In his novel The library of rejected books (2017), the French writer David foenkinos tells the story of a librarian who receives and protects in a library in the village of Crozon the manuscripts that were rejected by editors.

On vacation, an editor and her writer husband visit the library of rejected books – condemned to be “unread” – and discover a book destined to be a bestseller, The last hours of a love story, a novel written by a certain Henri Pick, who died two years earlier. The chance of the discovery and of this unforeseen reading drives the rest of the novel.

Those who are waiting

Perhaps because she knows closely how a book is born and is constantly exposed to the potentiality of the object, Rachel Saint-Martin, editor in Siglo XXI, journalist and poet in training, locates those who have not read in a specific place in the library and welcomes them lying down and not standing.

Summer.  The right time for late readings.  EFE / JJ Guillén

Summer. The right time for late readings.
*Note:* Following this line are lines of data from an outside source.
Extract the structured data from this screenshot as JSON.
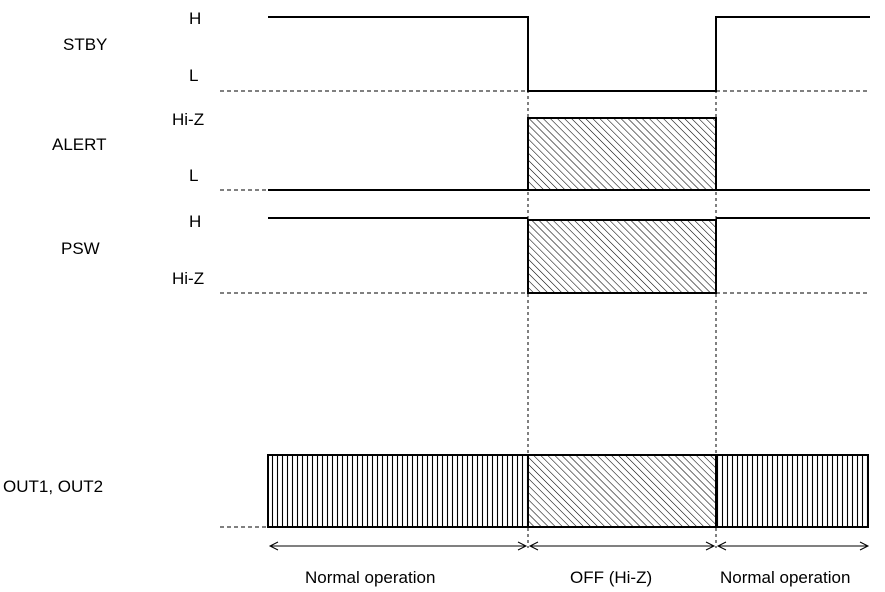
{
  "signals": {
    "stby": {
      "name": "STBY",
      "top_level": "H",
      "bottom_level": "L"
    },
    "alert": {
      "name": "ALERT",
      "top_level": "Hi-Z",
      "bottom_level": "L"
    },
    "psw": {
      "name": "PSW",
      "top_level": "H",
      "bottom_level": "Hi-Z"
    },
    "out": {
      "name": "OUT1, OUT2"
    }
  },
  "phases": {
    "normal_before": "Normal operation",
    "off": "OFF (Hi-Z)",
    "normal_after": "Normal operation"
  }
}
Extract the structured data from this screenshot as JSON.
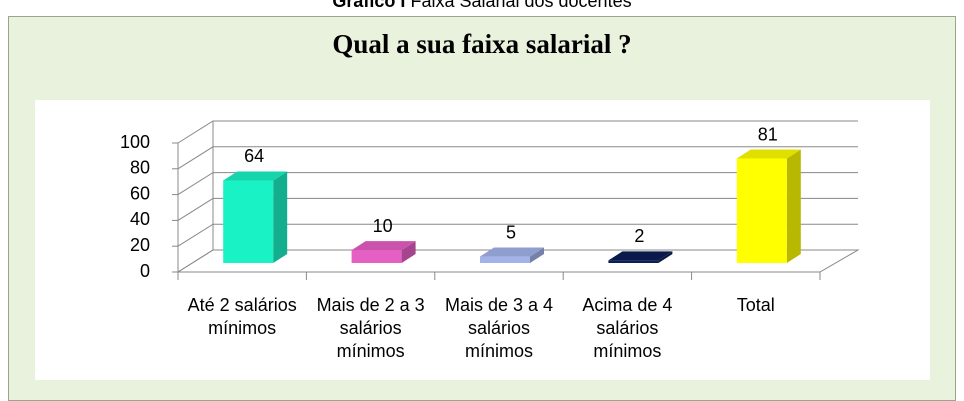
{
  "caption": {
    "label": "Gráfico I",
    "text": "Faixa Salarial dos docentes"
  },
  "chart_data": {
    "type": "bar3d",
    "title": "Qual a sua faixa salarial ?",
    "categories": [
      "Até 2 salários mínimos",
      "Mais de 2 a 3 salários mínimos",
      "Mais de 3 a 4 salários mínimos",
      "Acima de 4 salários mínimos",
      "Total"
    ],
    "values": [
      64,
      10,
      5,
      2,
      81
    ],
    "colors": [
      "#19f2c4",
      "#e65fc4",
      "#a3b3ea",
      "#0b1f55",
      "#ffff00"
    ],
    "ylim": [
      0,
      100
    ],
    "yticks": [
      0,
      20,
      40,
      60,
      80,
      100
    ],
    "grid": true
  }
}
EFE / JJ Guillén

“A pile forms that from time to time I look, go through, take apart and reassemble, set up the one who at this point I think will be next. It doesn’t sound like a to-do list but rather a promise; They do not generate anxiety, but expectation and, I admit, a certain tranquility. They are waiting for me, ”he confides and accepts that the first thing he accumulates are the recommendations he values.

He also has “wish lists” in the bookstores he usually buys online, but also in his head, on papers where he writes down the ones he would like to have soon. “Books open the door to other books,” defines this almost infinite mechanism that guides reading.

What does “unread” say about a reader? What is at stake in this chain of decisions which leads to opening up one and not the other? “Obviously not all of them will be read and some will not even be known, but they have the potential to be discovered and surprise me”, assumes Riorda about the link he establishes with this part of the library and believes that more than anxiety, they give him security.

From his role as a bookseller in Lata Peinada, Vázquez has seen and interpreted various tsundoku. Often they buy books that are not going to be read or at least not immediately and think that it may be related to a certain mandate of canonical readings, fundamental readings or by the urgency of the news.

Among these hypotheses, it also saves the possibility that a certain fetish: “The book is a perfect, insurmountable object, like the wheel. And having it in your wallet, running your fingers on the cover, feeling it, generates a certain bond, an intimacy, even love. Before or after reading.”